Big banks find themselves having to adapt and innovate quicker than ever before, with the surge in digital banking engagement meaning it has now become the battleground on which they could win and lose customers.

Read our insight paper to discover how to maintain increasing engagement rates

With digital engagement at record levels in banking, banks find themselves at a pivotal moment – and the success of their digital engagement efforts in the short term will dictate their long-term success.

Failing to make the most of the moment could see customers turn to a more digitally-mature competitor, with more than half of consumers said to be considering a move away from bricks and mortar-style financial institutions.

Consumers are already expecting banks to offer a complete digital banking platform consisting of dependable online access, user-friendly finance apps and lots of useful tools for everyday banking.

However, incumbents have so far concentrated on the nuts-and-bolts of digital banking. This means that there is an experience and engagement gap compared to more tech-advanced digital-only banks,  leaving them vulnerable to losing customers.

There are a number of consumer engagement challenges that big banks must make a priority to overcome.
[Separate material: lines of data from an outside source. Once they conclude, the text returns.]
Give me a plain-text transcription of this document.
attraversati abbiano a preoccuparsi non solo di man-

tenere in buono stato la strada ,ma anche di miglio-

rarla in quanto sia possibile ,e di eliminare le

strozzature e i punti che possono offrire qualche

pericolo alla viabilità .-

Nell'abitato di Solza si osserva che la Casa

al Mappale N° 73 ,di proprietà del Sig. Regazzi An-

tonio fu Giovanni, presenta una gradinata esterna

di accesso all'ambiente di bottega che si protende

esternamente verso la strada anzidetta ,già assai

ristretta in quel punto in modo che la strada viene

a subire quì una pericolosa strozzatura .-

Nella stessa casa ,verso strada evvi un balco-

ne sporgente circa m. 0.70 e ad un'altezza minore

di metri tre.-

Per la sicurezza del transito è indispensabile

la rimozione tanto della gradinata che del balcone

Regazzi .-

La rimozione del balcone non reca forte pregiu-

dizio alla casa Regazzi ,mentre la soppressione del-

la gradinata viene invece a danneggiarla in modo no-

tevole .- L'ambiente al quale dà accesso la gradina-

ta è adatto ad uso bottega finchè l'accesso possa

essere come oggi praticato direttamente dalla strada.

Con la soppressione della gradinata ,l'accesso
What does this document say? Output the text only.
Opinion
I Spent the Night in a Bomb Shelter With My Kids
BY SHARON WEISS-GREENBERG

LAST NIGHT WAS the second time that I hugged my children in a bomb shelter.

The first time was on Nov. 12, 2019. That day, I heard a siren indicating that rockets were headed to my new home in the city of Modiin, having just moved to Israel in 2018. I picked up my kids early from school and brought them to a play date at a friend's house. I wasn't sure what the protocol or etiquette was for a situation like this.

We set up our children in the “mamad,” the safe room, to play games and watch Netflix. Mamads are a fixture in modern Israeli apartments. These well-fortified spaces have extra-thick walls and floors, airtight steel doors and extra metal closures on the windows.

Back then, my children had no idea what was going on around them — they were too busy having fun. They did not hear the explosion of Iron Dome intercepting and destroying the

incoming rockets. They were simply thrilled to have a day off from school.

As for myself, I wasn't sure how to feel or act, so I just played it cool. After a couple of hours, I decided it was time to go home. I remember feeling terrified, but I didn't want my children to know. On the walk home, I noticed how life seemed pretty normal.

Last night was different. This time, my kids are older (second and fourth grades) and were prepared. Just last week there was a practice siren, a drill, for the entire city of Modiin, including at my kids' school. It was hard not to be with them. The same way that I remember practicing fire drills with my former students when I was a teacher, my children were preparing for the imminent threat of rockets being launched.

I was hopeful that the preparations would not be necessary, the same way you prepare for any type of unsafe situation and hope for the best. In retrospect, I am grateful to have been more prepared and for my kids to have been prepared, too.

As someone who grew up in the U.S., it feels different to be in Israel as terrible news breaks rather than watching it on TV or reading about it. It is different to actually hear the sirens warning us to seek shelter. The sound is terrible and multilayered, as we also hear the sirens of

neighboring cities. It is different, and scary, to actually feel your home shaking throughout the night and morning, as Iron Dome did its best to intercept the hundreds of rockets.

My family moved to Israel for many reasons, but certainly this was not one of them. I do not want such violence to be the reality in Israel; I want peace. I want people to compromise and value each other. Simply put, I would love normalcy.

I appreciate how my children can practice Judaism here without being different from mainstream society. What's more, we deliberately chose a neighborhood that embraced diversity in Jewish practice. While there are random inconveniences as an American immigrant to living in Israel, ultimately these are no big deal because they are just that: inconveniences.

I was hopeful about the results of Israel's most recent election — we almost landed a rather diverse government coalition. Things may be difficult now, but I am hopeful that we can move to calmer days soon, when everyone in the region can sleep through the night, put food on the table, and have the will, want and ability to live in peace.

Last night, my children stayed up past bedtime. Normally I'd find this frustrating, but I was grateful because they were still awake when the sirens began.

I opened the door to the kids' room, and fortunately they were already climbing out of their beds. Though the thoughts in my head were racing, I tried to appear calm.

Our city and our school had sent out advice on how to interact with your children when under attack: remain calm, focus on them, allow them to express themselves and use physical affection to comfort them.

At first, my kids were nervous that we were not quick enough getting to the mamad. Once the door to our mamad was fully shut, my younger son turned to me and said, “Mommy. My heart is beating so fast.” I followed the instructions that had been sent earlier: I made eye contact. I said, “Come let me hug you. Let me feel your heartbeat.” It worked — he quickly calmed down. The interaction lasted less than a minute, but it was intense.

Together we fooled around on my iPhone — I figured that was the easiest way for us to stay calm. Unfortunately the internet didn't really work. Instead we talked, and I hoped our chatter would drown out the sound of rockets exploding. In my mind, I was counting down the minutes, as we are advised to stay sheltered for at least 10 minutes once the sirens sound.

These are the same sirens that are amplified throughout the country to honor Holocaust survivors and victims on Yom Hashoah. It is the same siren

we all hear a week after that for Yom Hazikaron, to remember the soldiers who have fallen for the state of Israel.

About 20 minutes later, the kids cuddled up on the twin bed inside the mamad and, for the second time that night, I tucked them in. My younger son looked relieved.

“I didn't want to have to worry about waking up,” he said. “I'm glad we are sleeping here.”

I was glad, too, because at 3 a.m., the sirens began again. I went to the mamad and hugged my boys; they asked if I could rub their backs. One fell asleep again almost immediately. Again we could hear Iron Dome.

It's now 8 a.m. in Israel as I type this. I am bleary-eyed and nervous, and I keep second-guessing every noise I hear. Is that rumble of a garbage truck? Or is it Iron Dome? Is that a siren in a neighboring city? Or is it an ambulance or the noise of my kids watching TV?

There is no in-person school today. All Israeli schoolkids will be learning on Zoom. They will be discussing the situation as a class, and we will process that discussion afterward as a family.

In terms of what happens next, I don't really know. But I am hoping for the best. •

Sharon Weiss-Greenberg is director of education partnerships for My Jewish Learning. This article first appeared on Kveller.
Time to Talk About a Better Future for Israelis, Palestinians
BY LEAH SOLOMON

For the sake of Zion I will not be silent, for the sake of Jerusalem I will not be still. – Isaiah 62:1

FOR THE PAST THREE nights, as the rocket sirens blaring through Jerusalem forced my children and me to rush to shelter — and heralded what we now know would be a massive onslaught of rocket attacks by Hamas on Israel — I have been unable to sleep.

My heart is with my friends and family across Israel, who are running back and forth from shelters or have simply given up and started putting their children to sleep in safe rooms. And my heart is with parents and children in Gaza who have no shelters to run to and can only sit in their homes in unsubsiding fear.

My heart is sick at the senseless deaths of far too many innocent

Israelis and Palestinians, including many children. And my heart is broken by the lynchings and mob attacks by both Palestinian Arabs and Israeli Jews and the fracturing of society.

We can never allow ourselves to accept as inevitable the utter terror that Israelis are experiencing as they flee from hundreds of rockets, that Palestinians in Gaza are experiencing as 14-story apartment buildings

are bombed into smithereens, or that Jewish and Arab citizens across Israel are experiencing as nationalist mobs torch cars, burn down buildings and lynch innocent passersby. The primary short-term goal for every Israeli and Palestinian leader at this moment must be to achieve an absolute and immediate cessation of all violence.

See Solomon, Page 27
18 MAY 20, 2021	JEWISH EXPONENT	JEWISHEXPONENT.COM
The top obstacle being that their mobile customer journey is not connected with other channels.

This is an obvious barrier to engagement as it can lead to repetitive or irrelevant messaging for customers, with the incomplete dataset not giving a true representation of the omnichannel customer journey.

Research shows that organizations with omnichannel strategies retain 89% of their customers on average, compared to 33% for those with weak omnichannel engagement.

Banks are still wrestling with incompatible legacy technology, which is preventing them from joining the dots in the way that they would like. But new data management tools, which have come to market in recent years, promise to provide the single customer view that banks require to supercharge their digital engagement.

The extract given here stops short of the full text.